Spending time with your loved one who’s in early recovery can be an anxiety provoking time for all involved, let alone during the holidays, however, it doesn’t have to be. Before I dive in, let me tell you a little about myself. I am 13 years sober and in those 13 years I have obtained a master’s degree in social work, a license to practice therapy independently, a level one fingerprint clearance card to qualify me to work with vulnerable populations and have excelled throughout my career to be a Clinical Director (among other life strides). However, it wasn’t always that way.
When I first got sober, I was facing criminal charges, no longer had a viable home, was not working, and was in debt. On top of that, my last conversation with my mother included her setting boundaries, which I was not fond of at the time, and my little sister not telling me where she lived (and for good reason). In the past I had stolen everything from my sister that wasn’t nailed down. My addiction, along with that of other members of my family, had decimated my family life and my little sister had to move out on her own at the age of 16. She had done a lot of work to get her feet under her and she was not going to make herself vulnerable to me until I had shown, through my actions, that I was going to be bettering myself.
Now, enough about me, let’s talk about boundaries and what to do during the holidays when an addicted family member is asking to spend the holidays at home since starting their recovery journey. It’s a tough time and recognizing the significance of family bonds is crucial. You might be familiar with the idea that “connection is the opposite of addiction,” and it holds true. Yet, it’s even more beneficial when approached in a way that provides support not only for the addicted loved one but also for the recovering family members. After all, the recovery of the entire family is paramount.

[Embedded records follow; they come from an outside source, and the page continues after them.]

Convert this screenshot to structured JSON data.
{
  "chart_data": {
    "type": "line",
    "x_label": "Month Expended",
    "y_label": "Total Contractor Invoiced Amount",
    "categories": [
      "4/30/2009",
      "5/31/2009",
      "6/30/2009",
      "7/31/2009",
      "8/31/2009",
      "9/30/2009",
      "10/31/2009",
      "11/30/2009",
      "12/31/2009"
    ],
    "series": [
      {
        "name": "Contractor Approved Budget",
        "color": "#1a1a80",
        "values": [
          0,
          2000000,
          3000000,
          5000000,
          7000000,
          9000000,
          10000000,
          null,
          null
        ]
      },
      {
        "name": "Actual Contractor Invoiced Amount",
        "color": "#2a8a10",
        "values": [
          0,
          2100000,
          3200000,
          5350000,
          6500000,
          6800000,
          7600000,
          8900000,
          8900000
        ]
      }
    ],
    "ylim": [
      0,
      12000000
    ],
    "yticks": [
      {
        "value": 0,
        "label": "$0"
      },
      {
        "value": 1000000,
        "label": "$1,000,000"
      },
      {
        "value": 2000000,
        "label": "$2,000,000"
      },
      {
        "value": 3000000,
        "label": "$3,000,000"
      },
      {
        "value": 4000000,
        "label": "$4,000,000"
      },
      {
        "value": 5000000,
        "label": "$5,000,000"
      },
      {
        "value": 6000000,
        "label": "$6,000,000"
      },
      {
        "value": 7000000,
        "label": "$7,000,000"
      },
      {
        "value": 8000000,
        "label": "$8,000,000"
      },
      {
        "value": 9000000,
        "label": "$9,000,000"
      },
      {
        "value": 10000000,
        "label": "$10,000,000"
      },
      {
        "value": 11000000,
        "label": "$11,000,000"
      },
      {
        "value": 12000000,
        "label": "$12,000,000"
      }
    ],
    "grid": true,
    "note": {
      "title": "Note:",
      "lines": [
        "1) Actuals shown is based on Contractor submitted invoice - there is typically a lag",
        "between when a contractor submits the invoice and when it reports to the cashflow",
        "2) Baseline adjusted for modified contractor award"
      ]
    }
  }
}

In my practice over the years, I have found it beneficial for both the addicted individual and their family members to establish boundaries. You may be asking: Why do they get to set boundaries? Well, their boundaries will differ from the family’s. I often advise clients to define boundaries with their families, outlining what to watch for and what steps to take in case of a crisis or potential relapse. During treatment, clients create a written recovery plan, specifying details like weekly meeting attendance, frequency of outpatient therapy, communication with family, dinner visits, and how family members can observe these actions. This plan, developed from a sober and rational mindset, grants the family permission to monitor specific steps the individual is taking to support their sobriety. I stress the importance of actualizing the outlined actions, as it allows family members to observe and evaluate compliance. Here’s the kicker…the individual instructs their family on the actions to take if they don’t witness adherence, such as suggesting a return to sober living. When presenting this plan, individuals in early recovery genuinely believe that following these actions will help them maintain sobriety and reintegrate as productive family members.
The goal here is to catch relapse before it happens. To see the warning signs, and to act long before that first drink or drug is ingested. Family members usually give a great sigh of relief once this is completed as many family members have no idea how to help their addicted loved ones, and who better to lay out the plan than the addicted loved one themselves. The idea is to be supportive, hold boundaries, give that much needed connection, and to protect both the families and the addicted loved one.
I might have strayed a bit from guiding you on creating positive and recovery-oriented holidays with your addicted loved one, but the concept remains unchanged. Reach out to your loved one and ask them about the steps they’re taking to support their recovery, what to watch for, and how you can best assist if you notice any warning signs. It’s all about showing that you care and want to be there for them during this challenging time.
I hope this information is helpful, that you have an amazing holiday, and that you and your loved one experience the beauty of recovery.